Юмор в детской проективной продукции, страница 3

У детей, вследствие нормальной незрелости, границы сознания и бессознательного очень тонки. Процессы центрации «Я» и тем более интеграции тени в динамическом движении. Поэтому дети могут шутить над собой (в КАТе) и не ощущать психологического дискомфорта. Дети частично осознают, что смех направлен не только на картинку, но и на них самих. В такие моменты могут возникать неожиданные остановки в речи. По-видимому, начинают работать цензура и/или психологические защиты.

Дети, в силу особенностей восприятия мира, не отделяют себя от мира, и поэтому смех направлен и на мир, и на себя, самих смеющихся. И слитность подшучивания над миром и собой имеет важное значение: эмоциональные проблемы ребенка на время отступают, отчужденность внутренняя и внешняя исчезает, ребенок возвращается через юмор к обновленному самому себе. Смех над собой из отрицания себя рождает новую реальность «Я». М.М. Бахтин пишет «Человек возвращался к себе самому и ощущал себя человеком среди людей. И эта подлинная человечность отношений не была только предметом воображения или абстрактной мысли, а реально осуществлялась и переживалась в живом материально-чувственном контакте». Бахтин описывает переживания людей во время карнавала в средневековом обществе. Карнавальные эмоции близки переживаниям детей во время проективного фантазирования. В случае удачного контакта во время проведения КАТа ребенок может идентифицироваться то с цыпленком, то со львом, то с медвежонком, то с обезьяной, то со щенком. И это тоже карнавал отождествления, идентифицирования с персонажем, карнавальная смена масок.

Детский юмор вообще и в проективной продукции, в частности, обладает особыми качествами: он предельно искренен; это юмор всегда в настоящем, о том, что в данное время актуально для данного ребенка; это юмор с выраженным игровым оттенком.
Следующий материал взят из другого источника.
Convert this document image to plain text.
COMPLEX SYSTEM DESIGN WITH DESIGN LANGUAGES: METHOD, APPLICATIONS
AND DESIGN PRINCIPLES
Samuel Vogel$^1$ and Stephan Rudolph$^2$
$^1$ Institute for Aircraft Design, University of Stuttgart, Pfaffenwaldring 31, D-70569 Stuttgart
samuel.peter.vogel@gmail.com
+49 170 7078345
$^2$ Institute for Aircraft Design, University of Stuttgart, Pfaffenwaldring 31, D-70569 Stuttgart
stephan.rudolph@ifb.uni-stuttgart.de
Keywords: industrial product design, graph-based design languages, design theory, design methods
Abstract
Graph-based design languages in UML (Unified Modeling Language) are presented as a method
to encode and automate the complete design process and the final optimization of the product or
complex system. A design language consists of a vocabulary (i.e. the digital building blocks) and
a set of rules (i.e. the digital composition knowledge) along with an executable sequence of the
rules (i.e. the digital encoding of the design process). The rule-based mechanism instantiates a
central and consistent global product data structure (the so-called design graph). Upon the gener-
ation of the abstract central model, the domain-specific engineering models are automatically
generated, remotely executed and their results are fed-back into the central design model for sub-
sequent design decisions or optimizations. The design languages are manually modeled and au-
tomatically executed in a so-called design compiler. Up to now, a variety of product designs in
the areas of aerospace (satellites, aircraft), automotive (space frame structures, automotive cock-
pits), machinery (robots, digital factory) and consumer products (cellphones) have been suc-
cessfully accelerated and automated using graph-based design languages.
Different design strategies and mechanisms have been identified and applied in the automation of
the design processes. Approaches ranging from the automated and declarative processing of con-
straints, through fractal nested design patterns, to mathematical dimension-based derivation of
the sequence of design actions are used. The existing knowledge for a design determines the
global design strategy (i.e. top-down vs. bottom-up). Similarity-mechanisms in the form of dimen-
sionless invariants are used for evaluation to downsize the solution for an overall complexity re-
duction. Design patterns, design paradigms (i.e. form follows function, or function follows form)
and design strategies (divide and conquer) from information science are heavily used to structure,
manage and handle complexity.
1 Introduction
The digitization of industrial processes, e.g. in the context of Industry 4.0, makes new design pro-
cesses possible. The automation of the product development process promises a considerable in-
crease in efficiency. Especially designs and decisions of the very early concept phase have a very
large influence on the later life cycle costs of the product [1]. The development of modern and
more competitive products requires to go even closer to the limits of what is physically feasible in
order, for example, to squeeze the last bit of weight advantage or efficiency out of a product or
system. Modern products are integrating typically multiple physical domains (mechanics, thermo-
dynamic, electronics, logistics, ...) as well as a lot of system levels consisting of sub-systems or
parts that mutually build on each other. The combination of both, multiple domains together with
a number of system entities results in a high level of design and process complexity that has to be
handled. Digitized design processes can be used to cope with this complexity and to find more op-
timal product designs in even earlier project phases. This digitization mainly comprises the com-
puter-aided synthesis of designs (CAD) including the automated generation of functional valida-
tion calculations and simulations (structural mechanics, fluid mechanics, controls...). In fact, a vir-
Рассмотрим пример: девочка З.А. влет, 5 карта (отрывок). «Что-то здесь никого нету? А, это медвежата сидят. На краю леса был большой дом. Однажды пошли медведи в лес. А когда мама уходила, говорила маленькому сынишке: «Ничего не трогай, не шали. «А сынишка говорит: «Хорошо, ничего не буду трогать». Ушли взрослые медведи в лес. А маленький мишутка лег в свою постель. Лежал-лежал, лежал-лежал, надоело ему в постели лежать. Вылез мишка из постели, полез в буфет. Открыл буфет, а там разные чашки, тарелки стоят. А мишутка и думает: «Я же ничего не трогаю, я просто смотрю». А потом увидел сахарницу и говорит: «Я ничего не тро гал, я только посмотрю и все». Заглянул в сахарницу, а там лежал сахар. Мишка думает: «Дай-ка я попробую». Попробовал сахар. Потом другой, ел-ел мишка, думает: «Положу-ка я ее на место». А не может положить, у него руки к сахарнице прилипли. Мишка их отдирал, а сахарница разбилась. Мишка подумал: «Что же делать? Ведь мама меня отругает!» Думал-думал, придумал. Сложил сахарницу по разбитым кусочкам, поставил на стол и говорит: «Да ведь эта сахарница сейчас выглядит лучше, чем когда она была цела». Поставил ее в буфет и пошел в кровать. Укрылся одеялкой и думает: «А вдруг мама узнает, что сахарница сломана?»...

... потом мишка признался. Поругали мишку, а сахарницу склеили. А мишка, когда подрос, больше никогда так не делал».

Для девочки З.А. актуальна проблема автономии, освобождения от опеки и контроля взрослых, она хотела бы быть более самостоятельной. Но пробы слегка независимого поведения (как мишка хотел, как думал, так и поступал) ею переживаются как нарушение родительских предписаний и запретов. Девочка в фантазии испытывает чувства неудобства от нарушения наказов мамы и в конце рассказа обращается к «правильным» формам поведения: «... мишка признался... больше так никогда не делал». Очевидно, что поиск автономии ребенком переживается и ассоциируется эмоционально негативно. Но потребность велика и она толкает на пробы и ошибки.

Сильно звучит нота оральной любви и аффилиативной потребности. Это непреодолимое желание есть сахар и прилипшая к рукам сахарница — очень искренние просьбы о любви.